“One group created a podcast from a discussion about one of the books they read in class.”
At Mary Moss @ J. Albert Adams Academy in Annapolis, a room designated Maker Space might be mistaken for a garage sale with its odd combination of tools and equipment. This alternative, project-based learning schoolroom has an array of drills, saws, computers, sewing machines and more recently, a mini music studio. The Academy was created through a merger of two schools and now serves students who have been removed from their original school for behavioral reasons.
Students in grades six through 10 use the space for all types of projects, from making their own musical instruments to recording original songs in the studio.
Curious students are invested in the “space within a space” they built from PVC pipes and moving blankets. Some are drawn to the performance side of it, others to the technical production aspect.
Performers have recorded the National Anthem, which was broadcast over the morning announcement system, and a holiday song playlist that others could download to boost their spirits. Another group recorded beats with their own lyrics to put online. More cerebral performers have chosen podcasting as their preferred format.
“One group created a podcast from a discussion about one of the books they read in class,” said Marcus Zumwalt, the school’s media specialist, who has taught for 12 years and was among the original staff when the school was created five years ago.”

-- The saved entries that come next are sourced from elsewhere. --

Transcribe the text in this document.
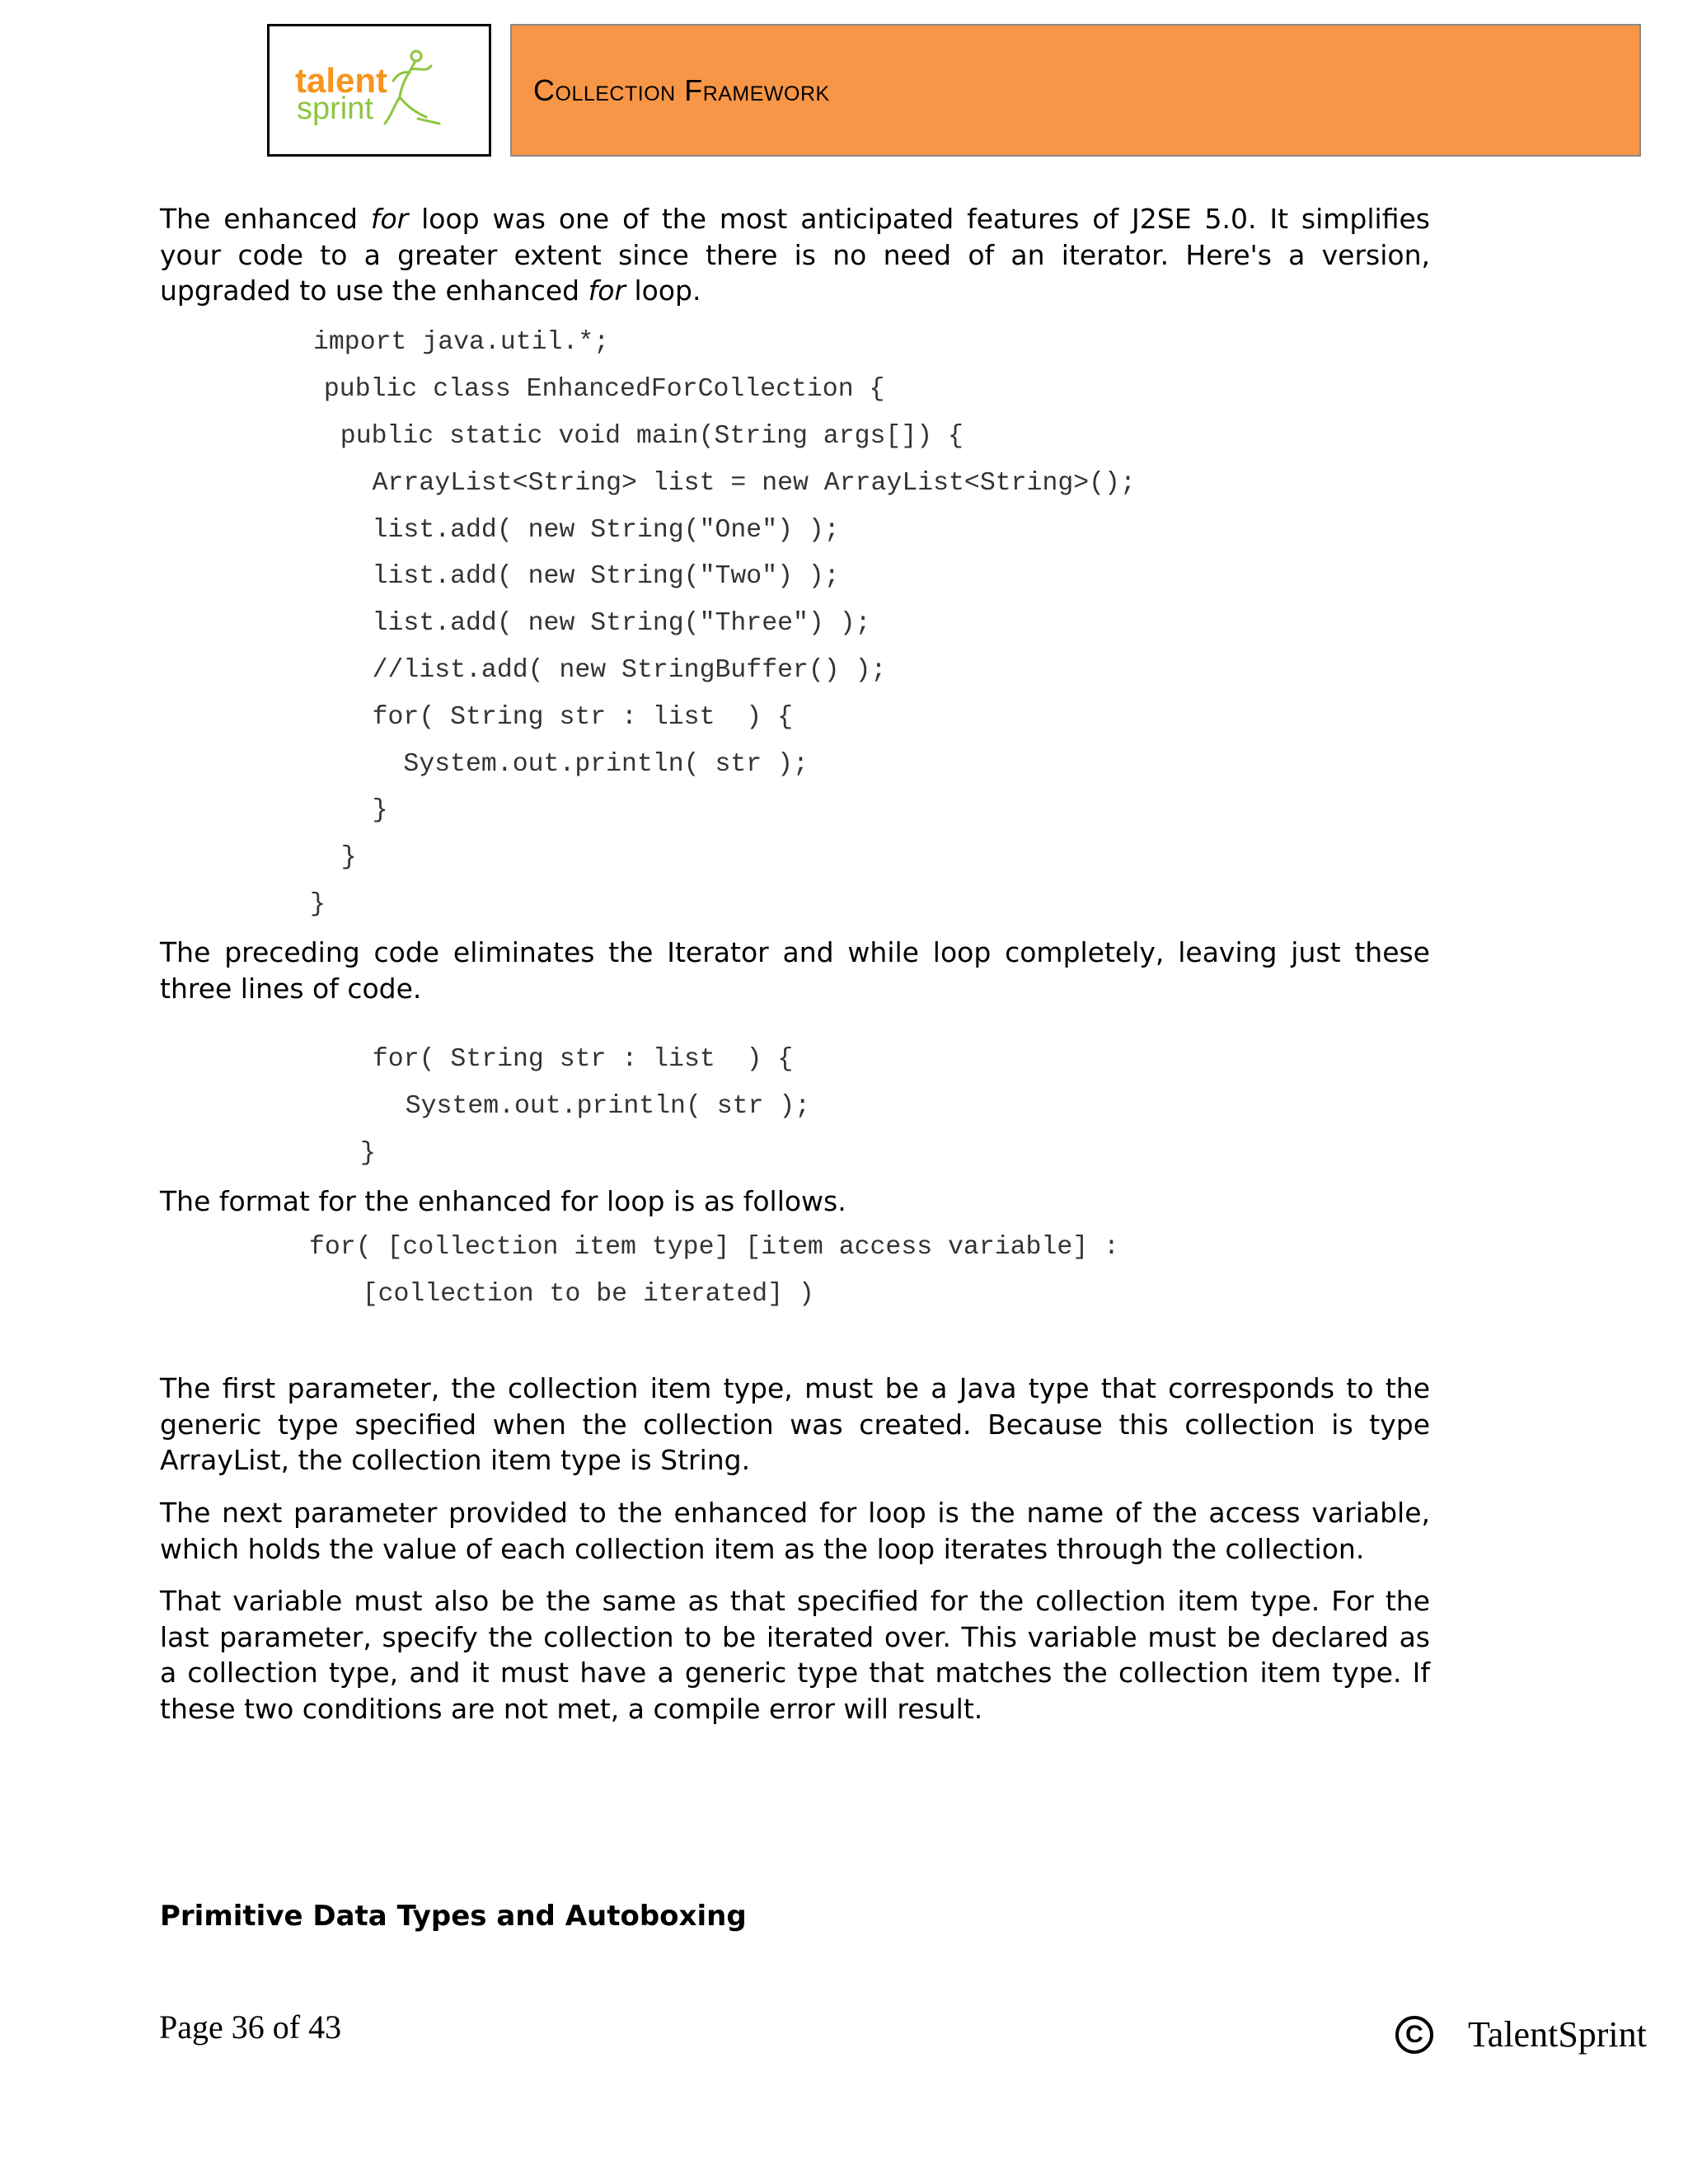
talent
sprint
Collection Framework

The enhanced for loop was one of the most anticipated features of J2SE 5.0. It simplifies your code to a greater extent since there is no need of an iterator. Here's a version, upgraded to use the enhanced for loop.

import java.util.*;
public class EnhancedForCollection {
public static void main(String args[]) {
ArrayList<String> list = new ArrayList<String>();
list.add( new String("One") );
list.add( new String("Two") );
list.add( new String("Three") );
//list.add( new StringBuffer() );
for( String str : list  ) {
System.out.println( str );
}
}
}

The preceding code eliminates the Iterator and while loop completely, leaving just these three lines of code.

for( String str : list  ) {
System.out.println( str );
}

The format for the enhanced for loop is as follows.

for( [collection item type] [item access variable] :
[collection to be iterated] )

The first parameter, the collection item type, must be a Java type that corresponds to the generic type specified when the collection was created. Because this collection is type ArrayList, the collection item type is String.

The next parameter provided to the enhanced for loop is the name of the access variable, which holds the value of each collection item as the loop iterates through the collection.

That variable must also be the same as that specified for the collection item type. For the last parameter, specify the collection to be iterated over. This variable must be declared as a collection type, and it must have a generic type that matches the collection item type. If these two conditions are not met, a compile error will result.

Primitive Data Types and Autoboxing
Page 36 of 43	C TalentSprint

“Some work hard to earn the privilege to spend all their free time in the studio,” explained Kate Snyder, a project based learning coach at the school. She is a 20-year teaching veteran who also is an original staff member.
The performers are supported by others manipulating Mixcraft, the software that enhances production values. A former student support services staff member, whose hobby was music mixing at home, provided guidance on the mixing board and helped students make their creative ideas reality. The school also had a visit from a former student, currently a professional music producer in Hollywood, who shared the realities of his career and assisted a group of budding technicians.
About 150 students have tested their talents in the mini studio since it was made possible by a BGE Bright Ideas Teacher Grant. The grants of up to $500 support in-classroom projects that support science, innovation, energy efficiency, or the environment. In total, BGE has donated more than $72,000 to teachers in its service area.